I did find one that worked on Windows XP, and with some hacking got it to work with Windows 7; however I had no luck with Windows 10. In any case, it was a Chinese program, and as I don’t read that language, I just had to remember which controls to use.
I also found one that worked under Linux, from the command line. Using that source code as a guide I figured out how to write my own Windows version.
It’s pretty basic but all you really need. You select the COM port and the hex file you want to upload. Connect up to your chip with a 5-volt serial port such as an FTDI (or you can use an Arduino UNO or similar that has a 5V FTDI built-in).
Here’s the video showing how to use the Arduino UNO as a programmer. Here it’s being used to program a Banggood POV kit which uses an STC89C52RC chip – but you could obviously adapt the Arduino sketch and/or make a wiring harness to work with any STC89 board:
Here’s the Arduino sketch when you’re using the UNO as a programmer as shown in the video: Arduino sketch
Edit: the programmer program is now at V0.4 which fixes a few bugs and lets you switch the microcontroller to high speed (6T per machine cycle) or normal speed (12T per machine cycle).
Further Edit (August 2017): the programmer program is now at V0.5, and supports some different STC-chip bootloader firmware versions that previous versions did not.
If you’re not using the Arduino (which powers up the STC chip by itself when it detects activity on the serial port) then press the button to start the upload and then apply power to the target chip. There’s a progress bar indicator – it takes maybe ten seconds to program the chip.
I’ve tried it on Windows 10 and Windows 7. I’ve no reason to suspect that it won’t work with other versions of Windows.
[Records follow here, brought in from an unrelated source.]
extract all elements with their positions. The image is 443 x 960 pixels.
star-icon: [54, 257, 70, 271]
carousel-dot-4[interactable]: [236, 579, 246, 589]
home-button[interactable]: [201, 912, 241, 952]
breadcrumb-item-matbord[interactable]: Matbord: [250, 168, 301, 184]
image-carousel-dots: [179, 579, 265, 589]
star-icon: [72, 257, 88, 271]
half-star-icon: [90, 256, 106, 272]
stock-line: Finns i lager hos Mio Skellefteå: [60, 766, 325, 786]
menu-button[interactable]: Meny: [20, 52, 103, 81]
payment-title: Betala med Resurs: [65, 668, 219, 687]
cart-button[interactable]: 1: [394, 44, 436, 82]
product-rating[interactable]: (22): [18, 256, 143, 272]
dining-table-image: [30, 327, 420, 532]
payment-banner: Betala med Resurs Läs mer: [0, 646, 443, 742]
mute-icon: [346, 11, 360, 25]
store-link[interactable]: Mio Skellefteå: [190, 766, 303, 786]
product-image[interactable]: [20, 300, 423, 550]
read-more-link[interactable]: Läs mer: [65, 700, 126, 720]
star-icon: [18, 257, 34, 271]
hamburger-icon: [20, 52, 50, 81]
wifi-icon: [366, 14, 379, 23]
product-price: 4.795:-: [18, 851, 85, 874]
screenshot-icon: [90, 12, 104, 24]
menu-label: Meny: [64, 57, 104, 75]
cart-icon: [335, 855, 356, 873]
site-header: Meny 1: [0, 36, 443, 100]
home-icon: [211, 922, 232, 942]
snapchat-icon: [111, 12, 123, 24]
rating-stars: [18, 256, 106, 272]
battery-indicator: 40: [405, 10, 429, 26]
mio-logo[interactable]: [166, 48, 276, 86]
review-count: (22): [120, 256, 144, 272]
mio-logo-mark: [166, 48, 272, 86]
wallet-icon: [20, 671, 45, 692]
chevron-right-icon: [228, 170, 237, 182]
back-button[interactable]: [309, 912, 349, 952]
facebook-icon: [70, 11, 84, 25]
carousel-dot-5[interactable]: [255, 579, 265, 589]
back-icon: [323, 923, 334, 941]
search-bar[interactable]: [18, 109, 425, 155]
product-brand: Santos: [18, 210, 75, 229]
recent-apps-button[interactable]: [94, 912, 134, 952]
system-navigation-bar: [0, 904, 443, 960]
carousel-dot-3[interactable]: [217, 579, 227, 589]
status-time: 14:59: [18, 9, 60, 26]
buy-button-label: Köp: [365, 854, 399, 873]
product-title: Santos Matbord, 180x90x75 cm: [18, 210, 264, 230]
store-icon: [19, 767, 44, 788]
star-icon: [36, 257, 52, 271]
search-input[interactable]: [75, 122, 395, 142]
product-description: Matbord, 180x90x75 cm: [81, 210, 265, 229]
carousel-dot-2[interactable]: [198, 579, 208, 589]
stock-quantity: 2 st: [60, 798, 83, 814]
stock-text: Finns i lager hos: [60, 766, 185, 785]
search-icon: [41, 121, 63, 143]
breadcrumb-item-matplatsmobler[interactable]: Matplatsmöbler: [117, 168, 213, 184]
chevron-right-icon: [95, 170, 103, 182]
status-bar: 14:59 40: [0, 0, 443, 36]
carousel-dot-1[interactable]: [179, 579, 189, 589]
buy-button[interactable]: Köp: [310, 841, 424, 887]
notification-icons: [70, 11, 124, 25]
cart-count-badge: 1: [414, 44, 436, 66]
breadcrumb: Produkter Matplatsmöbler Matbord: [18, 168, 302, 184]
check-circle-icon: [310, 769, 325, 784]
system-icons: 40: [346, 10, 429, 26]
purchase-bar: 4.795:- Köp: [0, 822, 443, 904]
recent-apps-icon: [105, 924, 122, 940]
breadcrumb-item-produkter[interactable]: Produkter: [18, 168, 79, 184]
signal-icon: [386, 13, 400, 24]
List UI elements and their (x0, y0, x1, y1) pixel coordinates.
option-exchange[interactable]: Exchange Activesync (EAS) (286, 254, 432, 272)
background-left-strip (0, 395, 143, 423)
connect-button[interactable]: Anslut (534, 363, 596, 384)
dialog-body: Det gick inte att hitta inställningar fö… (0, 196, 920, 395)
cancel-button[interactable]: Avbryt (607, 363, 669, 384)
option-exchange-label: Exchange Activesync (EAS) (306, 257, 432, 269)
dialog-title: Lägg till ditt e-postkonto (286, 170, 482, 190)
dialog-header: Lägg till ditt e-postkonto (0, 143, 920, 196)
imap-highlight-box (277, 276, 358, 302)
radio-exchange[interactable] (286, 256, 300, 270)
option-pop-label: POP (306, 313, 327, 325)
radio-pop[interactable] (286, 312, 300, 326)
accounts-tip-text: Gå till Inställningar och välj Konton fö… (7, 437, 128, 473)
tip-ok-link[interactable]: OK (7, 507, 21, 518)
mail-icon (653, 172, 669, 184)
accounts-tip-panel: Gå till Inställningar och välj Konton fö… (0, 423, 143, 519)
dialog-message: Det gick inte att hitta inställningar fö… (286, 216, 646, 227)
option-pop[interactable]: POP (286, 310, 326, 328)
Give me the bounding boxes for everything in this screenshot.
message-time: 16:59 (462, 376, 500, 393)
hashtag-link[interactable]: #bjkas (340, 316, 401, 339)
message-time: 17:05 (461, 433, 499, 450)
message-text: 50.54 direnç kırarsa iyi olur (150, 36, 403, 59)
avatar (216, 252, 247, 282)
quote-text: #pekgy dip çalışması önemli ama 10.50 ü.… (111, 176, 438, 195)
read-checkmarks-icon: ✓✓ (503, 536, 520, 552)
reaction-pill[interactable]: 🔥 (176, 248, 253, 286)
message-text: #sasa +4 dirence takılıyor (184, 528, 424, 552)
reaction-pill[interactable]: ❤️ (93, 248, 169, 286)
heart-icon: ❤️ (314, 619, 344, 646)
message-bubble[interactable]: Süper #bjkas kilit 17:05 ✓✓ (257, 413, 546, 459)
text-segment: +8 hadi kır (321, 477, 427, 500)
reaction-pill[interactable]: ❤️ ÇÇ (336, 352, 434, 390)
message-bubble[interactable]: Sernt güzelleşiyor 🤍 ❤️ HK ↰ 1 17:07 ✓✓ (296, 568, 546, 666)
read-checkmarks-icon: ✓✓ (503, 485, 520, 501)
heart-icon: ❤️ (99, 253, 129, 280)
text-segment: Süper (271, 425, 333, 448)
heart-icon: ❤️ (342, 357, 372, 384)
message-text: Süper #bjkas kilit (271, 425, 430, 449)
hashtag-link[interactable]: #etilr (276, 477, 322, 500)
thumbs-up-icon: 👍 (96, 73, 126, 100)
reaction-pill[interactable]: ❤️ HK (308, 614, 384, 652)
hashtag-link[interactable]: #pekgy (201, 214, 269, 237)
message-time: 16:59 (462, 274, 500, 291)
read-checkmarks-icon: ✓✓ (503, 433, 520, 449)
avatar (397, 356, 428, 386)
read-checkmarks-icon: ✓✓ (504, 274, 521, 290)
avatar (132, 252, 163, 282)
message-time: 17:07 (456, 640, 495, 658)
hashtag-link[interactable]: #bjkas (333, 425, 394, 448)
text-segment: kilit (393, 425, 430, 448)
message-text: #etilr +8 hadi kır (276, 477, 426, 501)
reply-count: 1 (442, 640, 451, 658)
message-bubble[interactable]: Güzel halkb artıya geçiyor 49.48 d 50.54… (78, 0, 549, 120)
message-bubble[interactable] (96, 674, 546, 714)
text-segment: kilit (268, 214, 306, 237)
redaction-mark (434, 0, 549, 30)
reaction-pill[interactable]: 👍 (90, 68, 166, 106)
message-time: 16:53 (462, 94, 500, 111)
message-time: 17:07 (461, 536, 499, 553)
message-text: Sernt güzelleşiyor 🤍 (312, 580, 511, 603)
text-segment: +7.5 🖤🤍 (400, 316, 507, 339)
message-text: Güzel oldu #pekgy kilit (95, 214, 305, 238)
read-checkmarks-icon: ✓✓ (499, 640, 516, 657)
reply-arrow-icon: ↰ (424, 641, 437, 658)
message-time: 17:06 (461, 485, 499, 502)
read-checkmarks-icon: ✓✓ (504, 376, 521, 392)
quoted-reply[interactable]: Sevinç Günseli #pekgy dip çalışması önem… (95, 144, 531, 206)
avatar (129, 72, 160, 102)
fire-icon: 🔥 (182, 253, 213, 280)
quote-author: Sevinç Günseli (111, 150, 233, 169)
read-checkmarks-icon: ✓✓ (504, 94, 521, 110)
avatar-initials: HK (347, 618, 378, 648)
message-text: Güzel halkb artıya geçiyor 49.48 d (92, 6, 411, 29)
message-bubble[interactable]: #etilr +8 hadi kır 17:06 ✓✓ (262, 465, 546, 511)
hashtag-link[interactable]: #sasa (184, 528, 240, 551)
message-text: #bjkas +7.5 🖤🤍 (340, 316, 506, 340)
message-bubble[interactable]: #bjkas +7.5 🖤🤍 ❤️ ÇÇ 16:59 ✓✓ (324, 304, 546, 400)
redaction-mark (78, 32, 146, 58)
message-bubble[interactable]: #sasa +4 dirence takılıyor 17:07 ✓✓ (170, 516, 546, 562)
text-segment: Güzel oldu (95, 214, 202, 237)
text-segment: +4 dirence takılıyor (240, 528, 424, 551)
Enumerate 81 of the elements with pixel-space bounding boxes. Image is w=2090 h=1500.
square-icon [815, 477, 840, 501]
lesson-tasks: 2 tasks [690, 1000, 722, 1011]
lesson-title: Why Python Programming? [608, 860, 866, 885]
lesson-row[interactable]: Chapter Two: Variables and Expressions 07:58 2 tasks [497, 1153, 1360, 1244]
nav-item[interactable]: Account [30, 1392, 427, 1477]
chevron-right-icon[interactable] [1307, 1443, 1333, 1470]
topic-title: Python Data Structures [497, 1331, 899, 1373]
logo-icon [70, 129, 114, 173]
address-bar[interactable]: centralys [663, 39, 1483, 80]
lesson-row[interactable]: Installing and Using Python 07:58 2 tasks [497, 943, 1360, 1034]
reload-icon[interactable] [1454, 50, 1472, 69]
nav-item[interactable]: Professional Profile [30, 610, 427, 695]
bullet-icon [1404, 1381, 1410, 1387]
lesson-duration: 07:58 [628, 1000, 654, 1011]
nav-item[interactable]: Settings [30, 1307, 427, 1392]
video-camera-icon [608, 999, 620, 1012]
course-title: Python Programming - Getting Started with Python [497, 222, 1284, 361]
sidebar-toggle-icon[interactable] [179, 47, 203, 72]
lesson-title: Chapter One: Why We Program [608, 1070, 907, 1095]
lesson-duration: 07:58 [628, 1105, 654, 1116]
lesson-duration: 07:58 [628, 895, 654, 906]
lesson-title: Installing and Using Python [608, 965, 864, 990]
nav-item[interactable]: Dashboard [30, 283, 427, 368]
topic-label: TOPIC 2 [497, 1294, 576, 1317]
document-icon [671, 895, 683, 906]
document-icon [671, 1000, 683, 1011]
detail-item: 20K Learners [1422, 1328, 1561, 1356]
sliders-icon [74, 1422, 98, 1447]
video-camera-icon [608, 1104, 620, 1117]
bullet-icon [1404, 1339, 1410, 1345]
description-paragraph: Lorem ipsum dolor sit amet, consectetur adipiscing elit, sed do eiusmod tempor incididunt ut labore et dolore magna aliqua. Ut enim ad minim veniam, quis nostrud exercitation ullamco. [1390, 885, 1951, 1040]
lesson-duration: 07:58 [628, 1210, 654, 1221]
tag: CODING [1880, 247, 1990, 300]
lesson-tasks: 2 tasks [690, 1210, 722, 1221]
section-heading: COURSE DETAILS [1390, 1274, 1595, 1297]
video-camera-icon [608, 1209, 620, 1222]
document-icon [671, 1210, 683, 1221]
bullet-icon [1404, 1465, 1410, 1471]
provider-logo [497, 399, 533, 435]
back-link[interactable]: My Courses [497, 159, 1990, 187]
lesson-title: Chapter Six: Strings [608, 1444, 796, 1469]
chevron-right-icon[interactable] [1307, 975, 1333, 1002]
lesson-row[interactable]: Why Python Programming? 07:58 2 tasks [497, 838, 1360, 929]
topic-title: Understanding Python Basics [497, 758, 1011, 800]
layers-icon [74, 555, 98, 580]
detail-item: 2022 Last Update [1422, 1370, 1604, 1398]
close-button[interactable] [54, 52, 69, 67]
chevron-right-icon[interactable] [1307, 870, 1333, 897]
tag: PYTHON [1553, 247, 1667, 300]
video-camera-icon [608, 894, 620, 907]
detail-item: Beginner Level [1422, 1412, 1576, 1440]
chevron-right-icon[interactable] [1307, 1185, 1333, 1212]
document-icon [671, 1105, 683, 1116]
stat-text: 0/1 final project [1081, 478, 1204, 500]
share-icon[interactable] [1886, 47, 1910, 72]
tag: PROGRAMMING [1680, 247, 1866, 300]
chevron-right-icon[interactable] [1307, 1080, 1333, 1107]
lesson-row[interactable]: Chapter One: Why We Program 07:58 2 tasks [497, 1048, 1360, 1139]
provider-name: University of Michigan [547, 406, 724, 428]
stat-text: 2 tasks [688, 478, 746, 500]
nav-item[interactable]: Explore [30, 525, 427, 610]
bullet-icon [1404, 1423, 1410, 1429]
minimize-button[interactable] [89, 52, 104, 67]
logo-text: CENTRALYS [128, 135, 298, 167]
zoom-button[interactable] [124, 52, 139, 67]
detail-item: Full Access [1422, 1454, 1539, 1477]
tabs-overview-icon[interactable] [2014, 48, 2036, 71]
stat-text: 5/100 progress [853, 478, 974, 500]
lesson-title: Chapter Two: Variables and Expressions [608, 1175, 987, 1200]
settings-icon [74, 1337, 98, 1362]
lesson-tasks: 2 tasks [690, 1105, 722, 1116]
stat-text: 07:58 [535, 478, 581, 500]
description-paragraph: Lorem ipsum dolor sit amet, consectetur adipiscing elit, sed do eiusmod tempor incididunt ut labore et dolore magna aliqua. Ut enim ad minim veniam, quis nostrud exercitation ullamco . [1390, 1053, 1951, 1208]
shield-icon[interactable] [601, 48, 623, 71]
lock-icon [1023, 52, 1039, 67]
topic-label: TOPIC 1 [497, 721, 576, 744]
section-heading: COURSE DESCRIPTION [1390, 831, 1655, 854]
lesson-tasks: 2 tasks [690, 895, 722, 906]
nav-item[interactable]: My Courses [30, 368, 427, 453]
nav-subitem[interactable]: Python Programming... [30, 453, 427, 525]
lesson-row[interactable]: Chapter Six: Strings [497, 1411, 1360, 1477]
Beware the fake Prolific serial chips that come in some USB-serial adapters and some cheap STC89C5x development boards. I have one of those boards. I found an old version of the driver that let me get the Prolific chip operating as a loop back device – it even worked under Windows 10. But it’s flaky and doesn’t work for programming the chip. I found the only way I could get the programmer to work reliably was to cut the tracks leading from the STC chip’s serial port to the Prolific chip and connect an FTDI interface to the STC chip instead.
You may also need to fit a pull-up resistor to the STC’s TxD pin – only try that if you think you’ve connected everything up properly but it’s still not working – something like 10K or 100K should do the trick. It depends on how much pull-up effect is already present on the RxD line of your serial interface and on the amount of stray capacitance present on your boards and cables.
Here is the link to download the install zip file for the programmer
Update: Ewald Burger (see comments below) encountered problems with the installation that he eventually traced to his AVAST virus scanner. If you encounter problems with the installation you may want to try temporarily disabling your virus scanner while installing.